BOWIE, Ariz., June 6 (UPI) -- A small band of Buddhists on a multiyear retreat in the Arizona mountains is under a cloud following the odd death of a key teacher's husband.
Rescuers found Ian Thorson, a 38-year-old Stanford University graduate, dead of exposure and dehydration, and his wife, Christie McNally, 39, delirious in a mountain cave in late April, about two months after they had been expelled from the retreat, The New York Times reported Tuesday. The couple had fallen ill and had only a little water when found, the newspaper said.
No foul play is suspected in Thorson's death but the unusual circumstances drew attention to the Buddhist enclave in Cochise County called Diamond Mountain University, where Princeton-educated monk Michael Roach is leading the participants through a three-year, three-month, three-day retreat during which they are communicating only by written word, living under rustic conditions, and practicing yoga and meditation, the Times said. Thirty-four of the original 35 members are still in the program, which is to run until April 3, 2014.
Thorson and McNally, the group's leading teacher who, it turns out, was once secretly married to Roach, had been at the retreat for 13 months when they left.
Thorson and McNally had married in October 2010 in Montauk, N.Y., a month after Roach had filed for divorce from her, and three months before they left for the retreat, the Times said. Roach and McNally had been married in Rhode Island in 1998.

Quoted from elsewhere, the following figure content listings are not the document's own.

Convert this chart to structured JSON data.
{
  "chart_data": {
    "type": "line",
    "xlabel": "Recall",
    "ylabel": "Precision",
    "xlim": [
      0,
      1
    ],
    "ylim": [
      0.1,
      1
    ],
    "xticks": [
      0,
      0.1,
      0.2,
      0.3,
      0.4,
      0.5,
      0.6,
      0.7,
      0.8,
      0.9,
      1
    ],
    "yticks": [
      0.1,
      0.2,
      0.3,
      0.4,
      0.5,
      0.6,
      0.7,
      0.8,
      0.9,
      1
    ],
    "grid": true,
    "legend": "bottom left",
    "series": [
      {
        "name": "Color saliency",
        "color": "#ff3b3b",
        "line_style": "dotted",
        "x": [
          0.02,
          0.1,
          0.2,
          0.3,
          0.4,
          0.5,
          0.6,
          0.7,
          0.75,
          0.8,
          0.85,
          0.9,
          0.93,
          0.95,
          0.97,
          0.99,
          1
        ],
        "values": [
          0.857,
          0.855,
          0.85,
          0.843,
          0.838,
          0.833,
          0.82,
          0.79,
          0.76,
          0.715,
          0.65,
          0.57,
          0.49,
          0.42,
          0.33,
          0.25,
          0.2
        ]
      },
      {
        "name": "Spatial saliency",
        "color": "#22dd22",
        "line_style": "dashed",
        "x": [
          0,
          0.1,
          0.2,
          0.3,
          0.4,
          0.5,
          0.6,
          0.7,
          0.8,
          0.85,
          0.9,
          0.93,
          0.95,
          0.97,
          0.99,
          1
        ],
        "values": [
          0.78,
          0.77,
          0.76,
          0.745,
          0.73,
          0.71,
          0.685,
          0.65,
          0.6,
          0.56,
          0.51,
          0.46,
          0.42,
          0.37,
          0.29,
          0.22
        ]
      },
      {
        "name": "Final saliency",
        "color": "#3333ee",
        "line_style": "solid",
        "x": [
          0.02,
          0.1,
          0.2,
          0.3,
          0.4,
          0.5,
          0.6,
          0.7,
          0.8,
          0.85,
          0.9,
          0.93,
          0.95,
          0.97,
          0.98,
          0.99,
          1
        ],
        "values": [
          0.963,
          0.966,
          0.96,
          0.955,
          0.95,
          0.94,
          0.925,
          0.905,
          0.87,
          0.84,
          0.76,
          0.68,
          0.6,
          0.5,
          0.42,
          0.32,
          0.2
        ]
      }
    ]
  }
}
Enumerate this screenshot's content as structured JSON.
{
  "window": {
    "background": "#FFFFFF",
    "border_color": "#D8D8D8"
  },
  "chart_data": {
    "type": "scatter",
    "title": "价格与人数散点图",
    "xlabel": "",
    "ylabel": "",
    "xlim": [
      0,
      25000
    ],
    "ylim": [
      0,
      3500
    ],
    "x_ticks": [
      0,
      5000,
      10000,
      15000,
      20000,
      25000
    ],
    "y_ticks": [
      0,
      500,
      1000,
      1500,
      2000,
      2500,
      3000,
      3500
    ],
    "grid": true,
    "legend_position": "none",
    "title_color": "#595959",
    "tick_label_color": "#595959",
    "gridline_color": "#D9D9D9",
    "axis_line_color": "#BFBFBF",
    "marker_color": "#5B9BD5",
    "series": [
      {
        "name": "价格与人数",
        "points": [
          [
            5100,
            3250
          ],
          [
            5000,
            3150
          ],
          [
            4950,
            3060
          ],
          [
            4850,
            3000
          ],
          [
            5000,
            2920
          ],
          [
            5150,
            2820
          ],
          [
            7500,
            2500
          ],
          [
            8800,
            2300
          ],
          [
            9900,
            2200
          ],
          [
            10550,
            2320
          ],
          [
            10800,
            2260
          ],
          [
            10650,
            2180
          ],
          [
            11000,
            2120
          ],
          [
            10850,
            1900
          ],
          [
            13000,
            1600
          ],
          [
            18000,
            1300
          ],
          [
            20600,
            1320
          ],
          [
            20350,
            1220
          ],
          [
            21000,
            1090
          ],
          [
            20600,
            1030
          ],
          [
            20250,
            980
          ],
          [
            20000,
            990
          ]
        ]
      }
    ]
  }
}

The Times said the couple's Feb. 20 departure from the group was triggered by her revelation during a lecture that Thorson had been violent toward her and she had stabbed him with a knife they had received as a wedding gift.
The Times said Matthew Remski, a member who became disenchanted with Roach, who previously ran a large diamond business, described Roach as a "charismatic Buddhist teacher" he had respected until his popularity "turned him into a celebrity" whose inner circle was "impossible to penetrate."
The newspaper said others told of bizarre initiation ceremonies that included kissing, the touching of genitals and the drawing of blood.
Others, such as Buddhist monk Erik Brinkman, remain staunch supporters of Roach.
"If the definition of a cult is to follow our spiritual leader into the desert, then we are a cult," Brinkman told the Times.
A decade ago, Thorson's mother, Kay Thorson, had tried to get him away from Roach, but he rejoined the group. She recalled Roach "strange" and someone who "sometimes connects, sometimes doesn't, but who clearly connected with people who were ready to donate and adulate."
In her view, there was "a possible offshoot to over-meditation, or meditation out of balance, or the wrong guidance in meditation." She said she feared Roach's methods were to blame for her son's "compromised critical thinking, as far as making decisions and analyzing things."